Why It Matters That Our Democracy Trusts in God
By Rev. Robert Barron
I was pleased to see that the United States Supreme Court recently dismissed a suit brought by Michael Newdow, a Sacramento man who wanted to remove the phrase “In God We Trust” from the nation’s coins and paper currency, as well as from the fronts of our public buildings. The tired argument that the gentleman brought forward was that this custom somehow violates the first amendment guarantee that the government shall make no law either establishing an official religion or prohibiting the free exercise of religion in the United States. As many have pointed out over the years, the invocation of God or the presence of religious symbols in the public space have nothing to do with what the Founders meant by the establishment of an official religion—a practice whose dangerous consequences they knew only too well from relatively recent English history. The affirmation that there should be no governmentally sanctioned religion in the United States by no means carries as an implication the elimination of religious language and values from the public square.
I will argue, in point of fact, that the aggressive eradication of religion from the public forum does serious damage to our democracy.

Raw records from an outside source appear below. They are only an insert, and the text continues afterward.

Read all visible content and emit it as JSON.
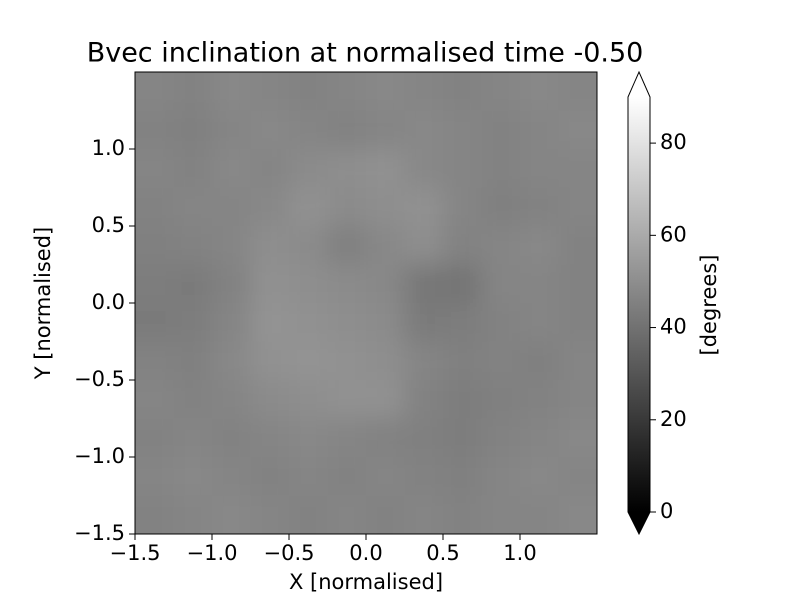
{
  "chart_data": {
    "type": "heatmap",
    "title": "Bvec inclination at normalised time -0.50",
    "xlabel": "X [normalised]",
    "ylabel": "Y [normalised]",
    "colorbar_label": "[degrees]",
    "cmap": "gray",
    "colorbar_extend": "both",
    "xlim": [
      -1.5,
      1.5
    ],
    "ylim": [
      -1.5,
      1.5
    ],
    "clim": [
      0,
      90
    ],
    "xticks": [
      {
        "value": -1.5,
        "label": "−1.5"
      },
      {
        "value": -1.0,
        "label": "−1.0"
      },
      {
        "value": -0.5,
        "label": "−0.5"
      },
      {
        "value": 0,
        "label": "0.0"
      },
      {
        "value": 0.5,
        "label": "0.5"
      },
      {
        "value": 1.0,
        "label": "1.0"
      }
    ],
    "yticks": [
      {
        "value": -1.5,
        "label": "−1.5"
      },
      {
        "value": -1.0,
        "label": "−1.0"
      },
      {
        "value": -0.5,
        "label": "−0.5"
      },
      {
        "value": 0,
        "label": "0.0"
      },
      {
        "value": 0.5,
        "label": "0.5"
      },
      {
        "value": 1.0,
        "label": "1.0"
      }
    ],
    "cticks": [
      0,
      20,
      40,
      60,
      80
    ],
    "x": [
      -1.375,
      -1.125,
      -0.875,
      -0.625,
      -0.375,
      -0.125,
      0.125,
      0.375,
      0.625,
      0.875,
      1.125,
      1.375
    ],
    "y": [
      1.375,
      1.125,
      0.875,
      0.625,
      0.375,
      0.125,
      -0.125,
      -0.375,
      -0.625,
      -0.875,
      -1.125,
      -1.375
    ],
    "z": [
      [
        47,
        46,
        48,
        47,
        46,
        47,
        48,
        47,
        46,
        47,
        48,
        47
      ],
      [
        46,
        45,
        47,
        48,
        47,
        46,
        47,
        48,
        47,
        46,
        47,
        48
      ],
      [
        47,
        46,
        48,
        47,
        49,
        50,
        51,
        48,
        47,
        46,
        47,
        47
      ],
      [
        46,
        47,
        47,
        48,
        51,
        49,
        50,
        51,
        47,
        45,
        46,
        47
      ],
      [
        45,
        46,
        47,
        50,
        49,
        45,
        48,
        50,
        46,
        47,
        48,
        46
      ],
      [
        44,
        43,
        46,
        51,
        50,
        49,
        48,
        42,
        41,
        47,
        47,
        46
      ],
      [
        43,
        44,
        47,
        52,
        51,
        50,
        49,
        43,
        44,
        46,
        47,
        46
      ],
      [
        46,
        45,
        48,
        51,
        52,
        51,
        50,
        47,
        45,
        46,
        45,
        47
      ],
      [
        47,
        46,
        47,
        49,
        50,
        51,
        51,
        46,
        44,
        45,
        46,
        47
      ],
      [
        46,
        47,
        46,
        47,
        48,
        47,
        46,
        45,
        44,
        46,
        47,
        48
      ],
      [
        47,
        48,
        47,
        46,
        47,
        46,
        47,
        46,
        45,
        47,
        48,
        47
      ],
      [
        46,
        47,
        48,
        47,
        46,
        47,
        46,
        47,
        46,
        47,
        47,
        48
      ]
    ]
  }
}
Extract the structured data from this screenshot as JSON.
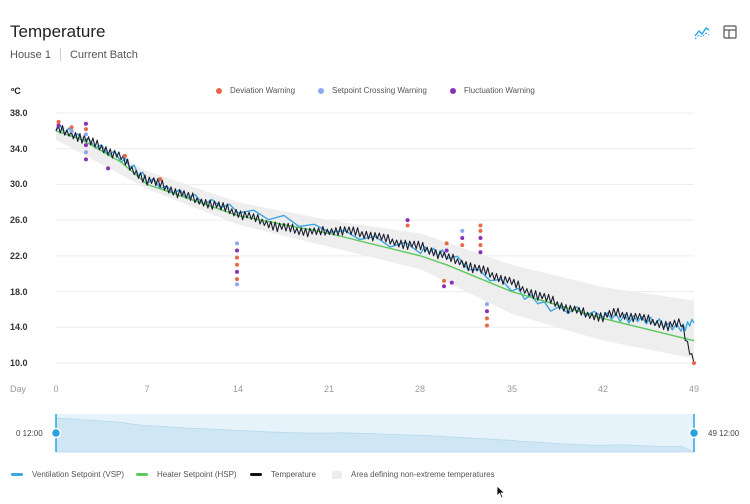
{
  "header": {
    "title": "Temperature",
    "crumbs": [
      "House 1",
      "Current Batch"
    ]
  },
  "toolbar": {
    "chart_icon": "line-chart-icon",
    "table_icon": "table-icon",
    "accent": "#29a3e0"
  },
  "chart_data": {
    "type": "line",
    "title": "Temperature",
    "ylabel": "ºC",
    "xlabel": "Day",
    "ylim": [
      10,
      38
    ],
    "xlim": [
      0,
      49
    ],
    "y_ticks": [
      "38.0",
      "34.0",
      "30.0",
      "26.0",
      "22.0",
      "18.0",
      "14.0",
      "10.0"
    ],
    "x_ticks": [
      "0",
      "7",
      "14",
      "21",
      "28",
      "35",
      "42",
      "49"
    ],
    "grid": true,
    "legend_top": [
      {
        "name": "Deviation Warning",
        "color": "#e8694a"
      },
      {
        "name": "Setpoint Crossing Warning",
        "color": "#8fa6f0"
      },
      {
        "name": "Fluctuation Warning",
        "color": "#8b2fb8"
      }
    ],
    "legend_bottom": [
      {
        "name": "Ventilation Setpoint (VSP)",
        "color": "#3ea6e0"
      },
      {
        "name": "Heater Setpoint (HSP)",
        "color": "#5cc95c"
      },
      {
        "name": "Temperature",
        "color": "#111111"
      },
      {
        "name": "Area defining non-extreme temperatures",
        "color": "#ececec"
      }
    ],
    "series": [
      {
        "name": "Heater Setpoint (HSP)",
        "x": [
          0,
          2,
          5,
          7,
          10,
          14,
          21,
          28,
          30,
          35,
          42,
          49
        ],
        "values": [
          36.0,
          35.0,
          32.5,
          30.0,
          28.5,
          26.5,
          24.5,
          22.0,
          21.0,
          18.0,
          15.0,
          12.5
        ]
      },
      {
        "name": "Ventilation Setpoint (VSP)",
        "x": [
          0,
          2,
          5,
          7,
          10,
          14,
          21,
          28,
          30,
          35,
          38,
          42,
          44,
          46,
          48,
          49
        ],
        "values": [
          36.3,
          35.3,
          33.0,
          30.4,
          28.9,
          27.0,
          25.0,
          22.8,
          22.0,
          18.5,
          16.0,
          15.5,
          15.0,
          14.5,
          14.0,
          14.5
        ]
      },
      {
        "name": "Temperature",
        "x": [
          0,
          1,
          2,
          3,
          4,
          5,
          6,
          7,
          8,
          9,
          10,
          11,
          12,
          13,
          14,
          15,
          16,
          17,
          18,
          19,
          20,
          21,
          22,
          23,
          24,
          25,
          26,
          27,
          28,
          29,
          30,
          31,
          32,
          33,
          34,
          35,
          36,
          37,
          38,
          39,
          40,
          41,
          42,
          43,
          44,
          45,
          46,
          47,
          48,
          49
        ],
        "values": [
          36.2,
          35.8,
          35.2,
          34.5,
          33.8,
          33.0,
          31.5,
          30.5,
          30.0,
          29.3,
          28.7,
          28.2,
          27.8,
          27.3,
          26.8,
          26.3,
          25.8,
          25.3,
          25.0,
          24.8,
          24.6,
          24.8,
          24.9,
          24.6,
          24.4,
          24.0,
          23.6,
          23.3,
          23.0,
          22.5,
          21.8,
          21.4,
          20.7,
          20.2,
          19.6,
          19.0,
          18.2,
          17.6,
          17.0,
          16.3,
          15.8,
          15.4,
          15.2,
          15.6,
          15.3,
          15.0,
          14.6,
          14.2,
          14.4,
          10.0
        ]
      }
    ],
    "band": {
      "x": [
        0,
        7,
        14,
        21,
        28,
        35,
        42,
        49
      ],
      "upper": [
        37.0,
        31.5,
        28.0,
        26.0,
        24.5,
        21.0,
        18.5,
        17.0
      ],
      "lower": [
        35.0,
        29.5,
        25.5,
        23.0,
        20.5,
        15.5,
        12.5,
        10.5
      ]
    },
    "warnings": [
      {
        "day": 0.2,
        "values": [
          37.0,
          36.6
        ],
        "types": [
          0,
          2
        ]
      },
      {
        "day": 1.2,
        "values": [
          36.4,
          36.0
        ],
        "types": [
          0,
          1
        ]
      },
      {
        "day": 2.3,
        "values": [
          36.8,
          36.2,
          35.6,
          34.4,
          33.6,
          32.8
        ],
        "types": [
          2,
          0,
          1,
          2,
          1,
          2
        ]
      },
      {
        "day": 4.0,
        "values": [
          31.8
        ],
        "types": [
          2
        ]
      },
      {
        "day": 5.3,
        "values": [
          33.2
        ],
        "types": [
          0
        ]
      },
      {
        "day": 8.0,
        "values": [
          30.6
        ],
        "types": [
          0
        ]
      },
      {
        "day": 13.9,
        "values": [
          23.4,
          22.6,
          21.8,
          21.0,
          20.2,
          19.4,
          18.8
        ],
        "types": [
          1,
          2,
          0,
          0,
          2,
          0,
          1
        ]
      },
      {
        "day": 27.0,
        "values": [
          26.0,
          25.4
        ],
        "types": [
          2,
          0
        ]
      },
      {
        "day": 30.0,
        "values": [
          23.4,
          22.6
        ],
        "types": [
          0,
          2
        ]
      },
      {
        "day": 31.2,
        "values": [
          24.8,
          24.0,
          23.2
        ],
        "types": [
          1,
          2,
          0
        ]
      },
      {
        "day": 32.6,
        "values": [
          25.4,
          24.8,
          24.0,
          23.2,
          22.4
        ],
        "types": [
          0,
          0,
          2,
          0,
          2
        ]
      },
      {
        "day": 29.8,
        "values": [
          19.2,
          18.6
        ],
        "types": [
          0,
          2
        ]
      },
      {
        "day": 30.4,
        "values": [
          19.0
        ],
        "types": [
          2
        ]
      },
      {
        "day": 33.1,
        "values": [
          16.6,
          15.8,
          15.0,
          14.2
        ],
        "types": [
          1,
          2,
          0,
          0
        ]
      },
      {
        "day": 49.0,
        "values": [
          10.0
        ],
        "types": [
          0
        ]
      }
    ]
  },
  "navigator": {
    "left_label": "0  12:00",
    "right_label": "49  12:00"
  }
}
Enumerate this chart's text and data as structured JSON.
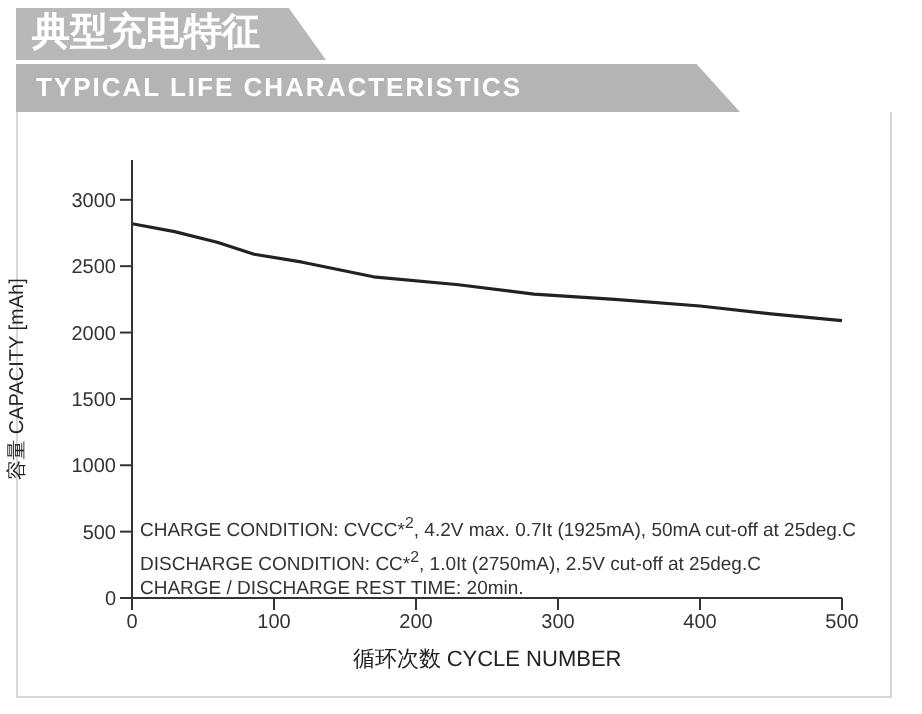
{
  "chart_data": {
    "type": "line",
    "title": "典型充电特征",
    "subtitle": "TYPICAL LIFE CHARACTERISTICS",
    "xlabel": "循环次数 CYCLE NUMBER",
    "ylabel": "容量 CAPACITY [mAh]",
    "x": [
      0,
      30,
      60,
      86,
      120,
      170,
      230,
      283,
      340,
      400,
      450,
      500
    ],
    "series": [
      {
        "color": "#222222",
        "values": [
          2820,
          2760,
          2680,
          2590,
          2530,
          2420,
          2360,
          2290,
          2250,
          2200,
          2140,
          2090
        ]
      }
    ],
    "xlim": [
      0,
      500
    ],
    "xticks": [
      0,
      100,
      200,
      300,
      400,
      500
    ],
    "ylim": [
      0,
      3300
    ],
    "yticks": [
      0,
      500,
      1000,
      1500,
      2000,
      2500,
      3000
    ],
    "annotations": [
      "CHARGE CONDITION: CVCC*$^{2}$, 4.2V max. 0.7It (1925mA), 50mA cut-off at 25deg.C",
      "DISCHARGE CONDITION: CC*$^{2}$, 1.0It (2750mA), 2.5V cut-off at 25deg.C",
      "CHARGE / DISCHARGE REST TIME: 20min."
    ],
    "legend": false,
    "grid": false,
    "marker": "none",
    "line_style": "solid"
  }
}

In order to see the truth of this, it might be wise to journey in imagination to a stuffy boarding house in Philadelphia in the summer of 1776 where a young Virginian lawyer is laboring over the opening lines to a rather significant document. Providing the widest possible context for his argument that the American colonies ought to be free of British tyranny, Thomas Jefferson writes “we hold these truths to be self-evident: that all men are created equal and that they are endowed by their Creator with certain inalienable rights. Among these are life, liberty, and the pursuit of happiness.” Now if one puruses the history of political philosophy prior to the emergence of Christianity—consulting, say, the works of Plato, Aristotle, and Cicero—one would be hard pressed indeed to find any ringing affirmations of equality and human rights. In fact, for the classical thinkers, the deep and undeniable inequalities that obtain among us—differences in intelligence, courage, physical beauty, virtue, etc.—must be fully acknowledged if a just society is to emerge. The suggestion that the equality of all people is the foundation of the political order would have struck Plato as the height of folly and, practically speaking, a formula for chaos.
How do we possibly explain the transition from the classical idea that equality is self-evidently false to Jefferson’s notion that it is self-evidently true? The best clue is in the very language of Jefferson’s prologue, more precisely, in a word that we usually rush past without noticing: “All men are created equal.” Jefferson knew as surely as Aristotle that human beings are radically unequal in practically every category of existence, but he also knew something from his Christian heritage that Aristotle couldn’t possibly have known, namely, that all people are indeed equally the children of God. Take God and creation out of the calculus, and Jefferson’s claim becomes anything but self-evident.
Another of Jefferson’s axioms is that all people, equal before God, have been endowed by that same God (“their Creator”) with certain rights which are inalienable, that is to say, which can be neither granted nor rescinded by any human institution or contrivance. Once again, if we consult the classical political theorists, we find none of this. For Plato, Aristotle, Cicero and their colleagues, special privileges belonged to those who had earned them or had inherited them from aristocratic forebears. That every person in the political order is the subject of rights to life and liberty would have struck them as a ridiculous and counter-intuitive proposition. So we are compelled to ask what made the difference, and the answer, once again, is God. Take out of consideration the Creator, who made every person in love and destined each for eternal life, and properly inalienable rights promptly disappear. And individuals become, in very short order, the objects of political manipulation and domination. To see the truth of this, all we have to do is look at the totalitarianisms of the last century, governments that were grounded in an explicit denial of God. The negation of equality and the suppression of fundamental human rights in Hitler’s Germany, Stalin’s Russia, Mao’s China, Pol Pot’s Cambodia, and Castro’s Cuba followed directly from the systematic denial of the Creator God.
Democracies appropriately involve the debating of public policy, the electing of officials, the existence of a free press, and the rule of law, but those practices and customs are rooted in certain conditions that are not themselves the object of deliberation. They are founded in moral absolutes—among which are liberty, equality, the inviolability of life, and the right to pursue happiness; and these non-negotiable truths are in turn logically correlative belief in a Creator God. And this is why I would hold, precisely as an American, that it is supremely dangerous to our democracy to eradicate references to God from our public space. Therefore, as an adept of both Thomas Aquinas and Thomas Jefferson, I say “Bravo” to the Supreme Court for this recent decision.